In robotics , consecutive axes can be described by linking their associated homogeneous matrices. The Denavit-Hartenberg transformation is used as the standard procedure for this .

literature

Albrecht Beutelspacher , Ute Rosenbaum: Projective geometry. 2nd Edition. Vieweg, Wiesbaden 2004, ISBN 3-528-17241-X , p. 63.
G. Farin: Curves and Surfaces for CAGD , Academic Press, 1990, ISBN 0-12-249051-7 , p. 217
CE Springer: Geometry and Analysis of Projective Spaces . San Francisco and London, 1964.
Frank Klawonn: Basic course computer graphics with Java. Understand the basics and easily implement them with Java 3D. 3. Edition. Vieweg + Teubner, Wiesbaden 2010, ISBN 978-3-8348-1223-0 .

Web links

W. Globke: Coordinates, Transformations and Robots , University of Karlsruhe, p. 20.
S. Krömker: Computergraphik I , University of Heidelberg, p. 29.
M. Pester: Mathematical Foundations of Computer Geometry, Chemnitz University, p. 7.

Individual evidence

↑ Ina Kersten: Analytical Geometry and Linear Algebra . tape 2 . Universitätsverlag Göttingen, 2006, ISBN 978-3-938616-44-4 , p. 85 .
↑ Hoschek, Lasser: Fundamentals of geometrical data processing , Teubner 1989, ISBN 3-519-02962-6 , p. 143.
^ G. Farin: Curves and Surfaces for CAGD , Academic Press, 1990, ISBN 0-12-249051-7 , p. 231.

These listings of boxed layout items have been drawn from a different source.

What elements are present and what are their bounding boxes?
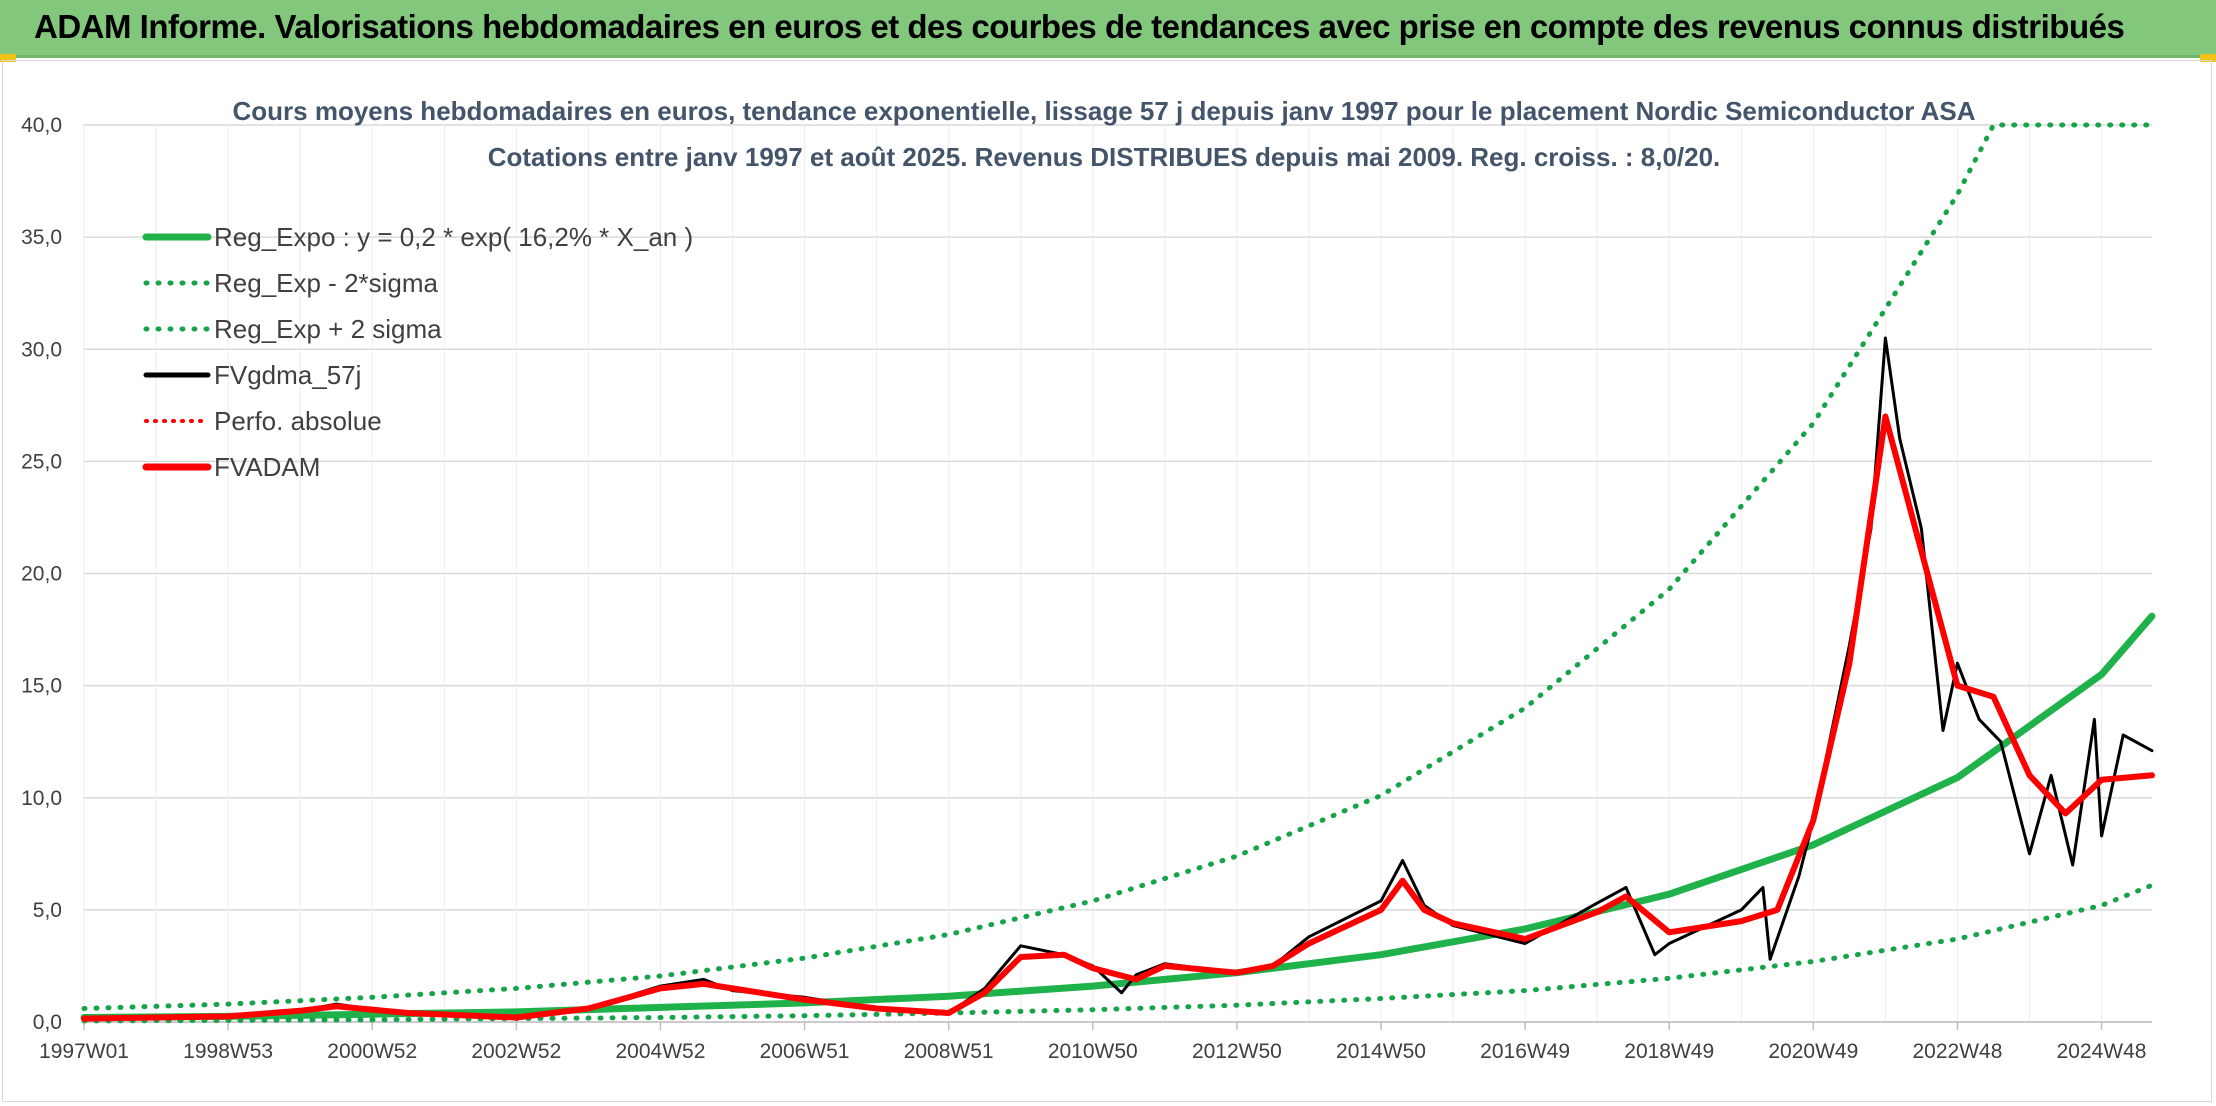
x-tick-label: 2024W48 <box>2057 1040 2147 1063</box>
x-tick-label: 2018W49 <box>1624 1040 1714 1063</box>
x-tick-label: 2008W51 <box>904 1040 994 1063</box>
y-tick-label: 40,0 <box>21 114 62 137</box>
legend-label: Reg_Exp - 2*sigma <box>214 268 439 298</box>
legend-label: FVgdma_57j <box>214 360 361 390</box>
report-banner: ADAM Informe. Valorisations hebdomadaire… <box>0 0 2216 58</box>
chart-titles: Cours moyens hebdomadaires en euros, ten… <box>232 96 1975 172</box>
x-tick-label: 2004W52 <box>615 1040 705 1063</box>
x-axis: 1997W01 1998W53 2000W52 2002W52 2004W52 2006W… <box>39 1021 2152 1063</box>
y-tick-label: 0,0 <box>33 1011 62 1034</box>
legend-label: Perfo. absolue <box>214 406 382 436</box>
x-tick-label: 2020W49 <box>1768 1040 1858 1063</box>
chart-grid <box>83 124 2152 1023</box>
x-tick-label: 1997W01 <box>39 1040 129 1063</box>
series-reg-exp-plus-2sigma <box>81 122 2155 1011</box>
y-tick-label: 20,0 <box>21 563 62 586</box>
series-fvadam <box>81 413 2155 1022</box>
y-axis: 0,0 5,0 10,0 15,0 20,0 25,0 30,0 35,0 40,0 <box>21 114 62 1034</box>
x-tick-label: 2022W48 <box>1912 1040 2002 1063</box>
y-tick-label: 25,0 <box>21 450 62 473</box>
x-tick-label: 2002W52 <box>471 1040 561 1063</box>
x-tick-label: 2000W52 <box>327 1040 417 1063</box>
y-tick-label: 30,0 <box>21 338 62 361</box>
x-tick-label: 2010W50 <box>1048 1040 1138 1063</box>
report-title: ADAM Informe. Valorisations hebdomadaire… <box>34 8 2125 45</box>
x-tick-label: 2014W50 <box>1336 1040 1426 1063</box>
y-tick-label: 5,0 <box>33 899 62 922</box>
chart-series <box>80 122 2156 1024</box>
x-tick-label: 2012W50 <box>1192 1040 1282 1063</box>
x-tick-label: 2016W49 <box>1480 1040 1570 1063</box>
legend-label: Reg_Expo : y = 0,2 * exp( 16,2% * X_an ) <box>214 222 693 252</box>
chart-subtitle: Cotations entre janv 1997 et août 2025. … <box>488 142 1721 172</box>
x-tick-label: 2006W51 <box>760 1040 850 1063</box>
x-tick-label: 1998W53 <box>183 1040 273 1063</box>
legend-label: FVADAM <box>214 452 320 482</box>
y-tick-label: 15,0 <box>21 675 62 698</box>
legend-label: Reg_Exp + 2 sigma <box>214 314 442 344</box>
series-reg-exp-minus-2sigma <box>81 882 2155 1024</box>
chart-legend: Reg_Expo : y = 0,2 * exp( 16,2% * X_an )… <box>142 222 693 482</box>
corner-marker-right <box>2200 54 2216 62</box>
series-fvgdma-57j <box>82 336 2154 1021</box>
y-tick-label: 35,0 <box>21 226 62 249</box>
y-tick-label: 10,0 <box>21 787 62 810</box>
chart-frame <box>2 60 2212 1102</box>
corner-marker-left <box>0 54 16 62</box>
chart-title: Cours moyens hebdomadaires en euros, ten… <box>232 96 1975 126</box>
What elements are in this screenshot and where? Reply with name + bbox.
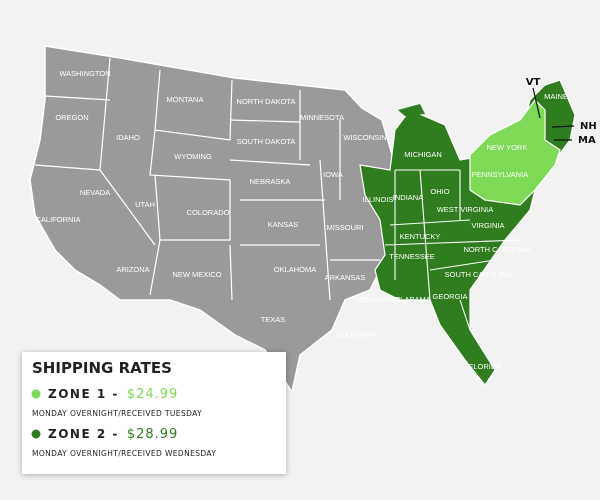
callout-line (551, 125, 575, 128)
state-label: MONTANA (167, 95, 204, 104)
us-base (29, 45, 396, 394)
callout-label: NH (580, 121, 597, 132)
state-borders (34, 57, 380, 301)
state-label: MISSOURI (326, 223, 363, 232)
state-label: TEXAS (261, 315, 286, 324)
state-label: NORTH DAKOTA (237, 97, 296, 106)
zone-note: MONDAY OVERNIGHT/RECEIVED TUESDAY (32, 409, 202, 418)
state-label: LOUISIANA (337, 330, 377, 339)
state-label: IOWA (323, 170, 343, 179)
zone-1-region (469, 99, 561, 206)
state-label: WYOMING (174, 152, 212, 161)
state-label: KANSAS (268, 220, 298, 229)
state-label: VIRGINIA (472, 221, 505, 230)
state-label: GEORGIA (432, 292, 467, 301)
state-label: NORTH CAROLINA (464, 245, 531, 254)
state-label: INDIANA (393, 193, 423, 202)
state-label: NEW YORK (487, 143, 528, 152)
state-label: WISCONSIN (343, 133, 386, 142)
state-label: OREGON (55, 113, 88, 122)
callouts: VT NH MA (526, 77, 597, 146)
state-label: TENNESSEE (389, 252, 434, 261)
zone-price: $28.99 (127, 427, 179, 442)
state-label: NEW MEXICO (172, 270, 221, 279)
state-label: MICHIGAN (404, 150, 442, 159)
callout-line (532, 87, 541, 119)
state-label: COLORADO (187, 208, 230, 217)
state-label: UTAH (135, 200, 155, 209)
state-label: NEVADA (80, 188, 110, 197)
zone-label: ZONE 2 - (48, 427, 119, 441)
state-label: PENNSYLVANIA (472, 170, 528, 179)
state-label: OHIO (430, 187, 449, 196)
callout-label: VT (526, 77, 541, 88)
state-label: SOUTH CAROLINA (445, 270, 512, 279)
legend-box (22, 352, 286, 474)
state-label: MISSISSIPPI (356, 295, 401, 304)
state-label: WASHINGTON (59, 69, 110, 78)
state-label: MINNESOTA (300, 113, 344, 122)
state-label: IDAHO (116, 133, 140, 142)
state-label: ILLINOIS (363, 195, 394, 204)
state-label: SOUTH DAKOTA (237, 137, 296, 146)
zone-2-up (398, 104, 425, 116)
zone-label: ZONE 1 - (48, 387, 119, 401)
state-label: NEBRASKA (250, 177, 291, 186)
zone-note: MONDAY OVERNIGHT/RECEIVED WEDNESDAY (32, 449, 216, 458)
zone-price: $24.99 (127, 387, 179, 402)
state-label: CALIFORNIA (35, 215, 80, 224)
zone-dot (31, 429, 41, 439)
zone-dot (31, 389, 41, 399)
callout-label: MA (578, 135, 596, 146)
state-label: ALABAMA (395, 295, 430, 304)
state-label: KENTUCKY (400, 232, 441, 241)
state-label: FLORIDA (469, 362, 502, 371)
state-label: ARIZONA (116, 265, 149, 274)
state-label: OKLAHOMA (274, 265, 317, 274)
state-label: ARKANSAS (325, 273, 366, 282)
state-label: WEST VIRGINIA (437, 205, 494, 214)
legend-zones: ZONE 1 - $24.99 MONDAY OVERNIGHT/RECEIVED … (31, 387, 216, 458)
state-labels: WASHINGTON OREGON IDAHO MONTANA WYOMING NORTH… (35, 69, 567, 371)
east-borders (384, 169, 521, 331)
legend-title: SHIPPING RATES (32, 359, 172, 377)
state-label: MAINE (544, 92, 568, 101)
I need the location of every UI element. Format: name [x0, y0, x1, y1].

[1] Ina Kersten: Analytical Geometry and Linear Algebra . tape 2 . Universitätsverlag Göttingen, 2006, ISBN 978-3-938616-44-4 , p. 85 .

[2] Hoschek, Lasser: Fundamentals of geometrical data processing , Teubner 1989, ISBN 3-519-02962-6 , p. 143.

[3] G. Farin: Curves and Surfaces for CAGD , Academic Press, 1990, ISBN 0-12-249051-7 , p. 231.